И Тео снова писал подтекающей ручкой, вычеркивал и снова писал, сам понимая, что вся эта писанина — какая-то бредовая чушь: «Будучи совершенно уверен, что поведение потерпевшего Хайберта диаметрально отличается от поведения живого человека… и считая, что упомянутый потерпевший Хайберт представляет реальную опасность для общества… — вычеркивал, снова сочинял, досадуя на привычно-канцелярский стиль: — Поведение и внешний вид потерпевшего Хайберта разительно напоминали поведение и внешний вид старого танатоида…» В досаде комкал лист, брал новый, руки уже сплошь покрывали размазанные кляксы чернил.
Он уже успел устать так, что хотелось лечь головой на стол и поспать, когда зазвонил телефон. Имя Лилия плюс мелодия «Ради жизни» означали не белокурую Лилию, с которой Тео познакомился в кафе, а маленькую Лилию с работы. Тео удивился, нажал «прием».

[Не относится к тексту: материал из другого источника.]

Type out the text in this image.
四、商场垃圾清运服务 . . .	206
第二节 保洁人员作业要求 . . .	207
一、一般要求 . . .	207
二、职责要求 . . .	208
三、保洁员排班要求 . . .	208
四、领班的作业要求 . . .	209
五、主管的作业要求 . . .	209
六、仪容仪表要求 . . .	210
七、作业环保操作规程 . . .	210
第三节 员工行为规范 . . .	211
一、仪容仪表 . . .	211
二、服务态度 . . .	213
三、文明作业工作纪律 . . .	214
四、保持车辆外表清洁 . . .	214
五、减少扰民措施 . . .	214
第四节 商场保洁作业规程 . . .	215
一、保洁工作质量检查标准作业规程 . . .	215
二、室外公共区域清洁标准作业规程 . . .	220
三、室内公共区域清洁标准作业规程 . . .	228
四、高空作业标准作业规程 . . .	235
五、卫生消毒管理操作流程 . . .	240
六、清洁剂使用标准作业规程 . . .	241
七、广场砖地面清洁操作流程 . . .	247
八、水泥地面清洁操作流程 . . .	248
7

— Господин капитан, простите, что отвлекаю, — послышался из трубки девичий голосок. — Вы не могли бы мне продиктовать номер телефона господина Хольвина?
Ах, да! Ее отправили забрать его собаку из ветеринарной клиники!
— Оставь пса у нас на псарне, — сказал Тео. — Хольвин в лесу, ему будет не дозвониться.
В трубке озадаченно замолчали. Потом Лилия сказала:
— Понимаете, господин капитан, Шаграт и так на псарне. Тут у меня другой зверь, ему помощь нужна… Ой, а вы не знаете телефона того старого ветеринарного доктора, который собак осматривает? Может, ему позвонить?
Тео усмехнулся.
— А ты куда впуталась? — спросил он, ощущая себя чуточку живее. — Я по голосу слышу, что впуталась.
— Ну… — Лилия замялась. — Я, наверное, воровка… я украла… но по-другому нельзя было.
И Тео вдруг пробило на смех, на приступ такого хохота, который легко можно принять за истерику. Рамон взглянул удивленно и тревожно, но Тео успокаивающе потрепал его за ухо:
— Ничего, ничего, Рамон, я в порядке. Нынче день такой, Лилия, нормально. Ты украла, я убил. Дико смешно. Ничего.
Лилия ахнула.
— Как — убили?! Наши знают?
— А вот так. Арестован за убийство. Не беспокойся, малышка, тут у меня Рамон, Огюстеру позвонили… Все в порядке. Лечи краденого зверя. Давай, записывай, телефон продиктую. Господин Бруно, ветеринар Лиги. Номер…
Лилия
А Лилия, расставшись с Хольвином в клинике Лиги, неторопливо шла по улице, глядя по сторонам. Рядом с ней трусил Шаграт; плетеный поводок свисал до самой земли, а служебный жетон Шаграта с Путеводной Звездой позвякивал о стальные заклепки на ошейнике, как колокольчик на шее козленка. Парочка выглядела бы мирно и рассеянно — хрупкая девчонка прогуливает крупного пса — если бы не новая, с иголочки, форма ликвидатора на Лилии.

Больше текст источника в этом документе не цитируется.